Several Research and Development projects were initiated worldwide to improve the understanding of ice-structure interactions and enhance the capabilities of the existing stationkeeping systems. HSVA in Germany led a 3-year (2010–2012) R & D project titled “Dynamic Positioning in Ice-covered Waters (DYPIC)” primarily aiming at developing and improving its numerical modelling and physical model testing capabilities of DP ships (Jenssen et al., 2012; Kerkeni et al., 2014). Norwegian University of Science and Technology (NTNU) led a five year (2010–2014) R & D project titled “Arctic DP – Safe and Green Dynamic Positioning Operations of Offshore Ships in an Arctic Environment,” primarily aiming at developing DP control system technologies for proper DP operations in the Arctic environment (Skjetne et al., 2014). The Centre for Marine Simulation at the Marine Institute (CMS-MI), the NRC-OCRE and Kongsberg Digital Simulation (KDS) Ltd., has completed a 5 year R & D project and developed a statistically reliable numerical model to predict in real-time the ice actions encountered by stationkeeping ships due to the complex and dynamic ice-ship interactions in different managed ice environments. These projects resulted in multiple numerical tools for modelling the broken ice and floating structure interactions and contributed to the advancement of knowledge and understanding of the intricate ice-structure interactions (Islam et al., 2016a, Islam et al., 2016b, 2018). Besides the above endeavour, several other methods have been developed for modelling the global ice loads on stationary and moving ships. Documentation on various numerical methods and their capabilities and limitations is expected to benefit the current and new researchers. This encourages an effort to accumulate all existing research to better understand the effect of various ice-field parameters on the performance of a stationkeeping structure and the ice-structure interactions modelling endeavours.

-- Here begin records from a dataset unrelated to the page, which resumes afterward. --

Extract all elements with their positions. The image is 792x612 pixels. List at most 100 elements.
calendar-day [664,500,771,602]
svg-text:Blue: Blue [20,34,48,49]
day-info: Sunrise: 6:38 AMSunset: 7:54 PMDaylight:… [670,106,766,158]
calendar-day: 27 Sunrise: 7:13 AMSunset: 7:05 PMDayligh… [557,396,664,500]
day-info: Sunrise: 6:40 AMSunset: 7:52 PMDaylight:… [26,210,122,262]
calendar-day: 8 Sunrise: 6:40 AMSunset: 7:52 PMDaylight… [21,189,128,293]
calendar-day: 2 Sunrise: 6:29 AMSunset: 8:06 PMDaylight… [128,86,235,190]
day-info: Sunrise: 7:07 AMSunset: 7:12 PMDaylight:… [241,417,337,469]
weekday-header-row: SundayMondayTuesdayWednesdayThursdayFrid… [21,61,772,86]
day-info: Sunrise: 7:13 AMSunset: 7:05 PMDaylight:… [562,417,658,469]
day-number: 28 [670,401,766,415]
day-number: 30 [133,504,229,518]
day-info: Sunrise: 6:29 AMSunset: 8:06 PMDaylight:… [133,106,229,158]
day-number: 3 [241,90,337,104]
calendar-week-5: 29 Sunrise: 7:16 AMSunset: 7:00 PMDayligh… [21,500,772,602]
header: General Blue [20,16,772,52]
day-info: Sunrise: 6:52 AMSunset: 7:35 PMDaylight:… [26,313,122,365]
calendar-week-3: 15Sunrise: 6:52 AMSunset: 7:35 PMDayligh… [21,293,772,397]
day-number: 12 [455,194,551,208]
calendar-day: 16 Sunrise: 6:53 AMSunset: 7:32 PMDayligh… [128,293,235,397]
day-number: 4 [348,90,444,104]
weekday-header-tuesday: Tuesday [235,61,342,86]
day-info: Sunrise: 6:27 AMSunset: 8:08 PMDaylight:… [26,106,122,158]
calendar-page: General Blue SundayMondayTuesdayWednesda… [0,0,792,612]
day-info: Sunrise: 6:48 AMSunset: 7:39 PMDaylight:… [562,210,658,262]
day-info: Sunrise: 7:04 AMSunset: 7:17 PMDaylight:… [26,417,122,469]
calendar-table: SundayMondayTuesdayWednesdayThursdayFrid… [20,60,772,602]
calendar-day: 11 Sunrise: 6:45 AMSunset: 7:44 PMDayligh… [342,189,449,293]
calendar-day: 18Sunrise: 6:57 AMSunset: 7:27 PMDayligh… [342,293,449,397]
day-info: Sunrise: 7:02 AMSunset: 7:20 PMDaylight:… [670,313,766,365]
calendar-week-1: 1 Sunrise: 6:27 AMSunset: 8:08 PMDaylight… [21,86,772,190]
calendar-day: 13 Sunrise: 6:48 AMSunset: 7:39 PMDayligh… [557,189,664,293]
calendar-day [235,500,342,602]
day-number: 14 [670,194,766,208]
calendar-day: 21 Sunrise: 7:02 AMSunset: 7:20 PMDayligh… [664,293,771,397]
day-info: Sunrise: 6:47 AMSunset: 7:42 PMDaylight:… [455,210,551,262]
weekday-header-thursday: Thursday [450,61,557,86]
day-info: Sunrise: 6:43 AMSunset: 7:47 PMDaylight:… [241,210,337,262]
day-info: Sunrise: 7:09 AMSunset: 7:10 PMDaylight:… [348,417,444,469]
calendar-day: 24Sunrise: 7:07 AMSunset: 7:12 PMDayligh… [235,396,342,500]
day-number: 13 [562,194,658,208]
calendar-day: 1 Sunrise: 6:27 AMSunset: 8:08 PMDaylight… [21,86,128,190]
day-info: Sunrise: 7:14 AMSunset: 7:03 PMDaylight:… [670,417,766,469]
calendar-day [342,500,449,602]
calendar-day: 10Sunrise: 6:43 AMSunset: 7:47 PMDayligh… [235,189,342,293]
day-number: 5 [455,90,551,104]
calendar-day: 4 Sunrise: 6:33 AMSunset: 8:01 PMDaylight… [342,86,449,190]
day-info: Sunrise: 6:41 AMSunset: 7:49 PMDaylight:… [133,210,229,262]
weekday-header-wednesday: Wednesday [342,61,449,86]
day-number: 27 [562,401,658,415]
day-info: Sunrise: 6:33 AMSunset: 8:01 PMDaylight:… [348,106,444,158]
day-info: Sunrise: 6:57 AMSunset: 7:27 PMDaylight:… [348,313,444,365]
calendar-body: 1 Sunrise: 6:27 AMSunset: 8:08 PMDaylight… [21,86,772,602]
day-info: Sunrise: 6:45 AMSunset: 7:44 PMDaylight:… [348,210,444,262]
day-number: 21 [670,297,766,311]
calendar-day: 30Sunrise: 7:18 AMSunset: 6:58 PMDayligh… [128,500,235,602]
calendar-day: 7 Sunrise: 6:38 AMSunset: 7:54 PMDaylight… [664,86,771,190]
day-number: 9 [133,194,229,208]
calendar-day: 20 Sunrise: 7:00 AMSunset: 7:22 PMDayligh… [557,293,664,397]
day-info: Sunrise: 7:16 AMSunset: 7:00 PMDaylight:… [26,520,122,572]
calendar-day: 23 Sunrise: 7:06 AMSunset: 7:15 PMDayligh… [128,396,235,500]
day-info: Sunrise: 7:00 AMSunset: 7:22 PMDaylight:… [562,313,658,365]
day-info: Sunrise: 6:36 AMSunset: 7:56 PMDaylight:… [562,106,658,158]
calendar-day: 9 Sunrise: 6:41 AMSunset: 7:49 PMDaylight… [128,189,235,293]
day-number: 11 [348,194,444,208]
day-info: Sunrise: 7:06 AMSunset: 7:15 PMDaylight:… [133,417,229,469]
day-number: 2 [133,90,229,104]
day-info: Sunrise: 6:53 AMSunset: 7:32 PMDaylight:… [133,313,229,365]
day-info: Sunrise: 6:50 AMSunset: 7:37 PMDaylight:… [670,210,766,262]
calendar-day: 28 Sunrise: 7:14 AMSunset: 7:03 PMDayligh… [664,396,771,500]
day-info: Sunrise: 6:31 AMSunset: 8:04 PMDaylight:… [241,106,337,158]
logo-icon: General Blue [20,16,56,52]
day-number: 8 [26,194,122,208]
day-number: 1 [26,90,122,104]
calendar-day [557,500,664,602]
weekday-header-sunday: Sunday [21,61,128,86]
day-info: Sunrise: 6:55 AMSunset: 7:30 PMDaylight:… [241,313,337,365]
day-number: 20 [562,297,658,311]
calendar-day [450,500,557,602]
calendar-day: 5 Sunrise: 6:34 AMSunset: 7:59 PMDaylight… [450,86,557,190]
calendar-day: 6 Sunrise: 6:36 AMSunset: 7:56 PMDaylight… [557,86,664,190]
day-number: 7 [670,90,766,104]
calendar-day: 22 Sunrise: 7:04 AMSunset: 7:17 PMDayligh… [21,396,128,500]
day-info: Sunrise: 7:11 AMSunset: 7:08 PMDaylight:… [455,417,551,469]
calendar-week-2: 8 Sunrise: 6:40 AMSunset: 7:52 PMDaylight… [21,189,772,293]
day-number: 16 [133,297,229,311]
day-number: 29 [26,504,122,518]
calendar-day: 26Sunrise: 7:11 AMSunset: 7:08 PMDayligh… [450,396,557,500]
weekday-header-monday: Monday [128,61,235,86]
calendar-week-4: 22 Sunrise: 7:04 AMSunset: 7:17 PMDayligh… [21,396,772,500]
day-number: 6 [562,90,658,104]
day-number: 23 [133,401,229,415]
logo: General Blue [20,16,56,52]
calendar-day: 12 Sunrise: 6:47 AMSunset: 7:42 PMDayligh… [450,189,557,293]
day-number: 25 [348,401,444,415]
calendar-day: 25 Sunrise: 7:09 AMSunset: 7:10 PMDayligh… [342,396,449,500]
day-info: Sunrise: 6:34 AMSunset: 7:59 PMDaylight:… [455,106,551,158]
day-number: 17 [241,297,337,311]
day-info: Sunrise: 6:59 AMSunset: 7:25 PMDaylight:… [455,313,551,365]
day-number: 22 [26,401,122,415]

This paper presents a comprehensive literature survey of publicly available ice-structure interaction prediction models and research. Section 2 presented a summary of the detailed literature survey on various existing ice-structure interaction models. In the survey, all methods are conveniently grouped into four categories. A brief discussion is presented for each method, highlighting their capabilities, limitations, and applicability for practical and real-time simulations. After this, the authors present a summary of the methods in the context of several modelling aspects for practical and real-time simulations of DP ships and broken ice interactions. Finally, the authors present a few concluding remarks and a comprehensive list of references.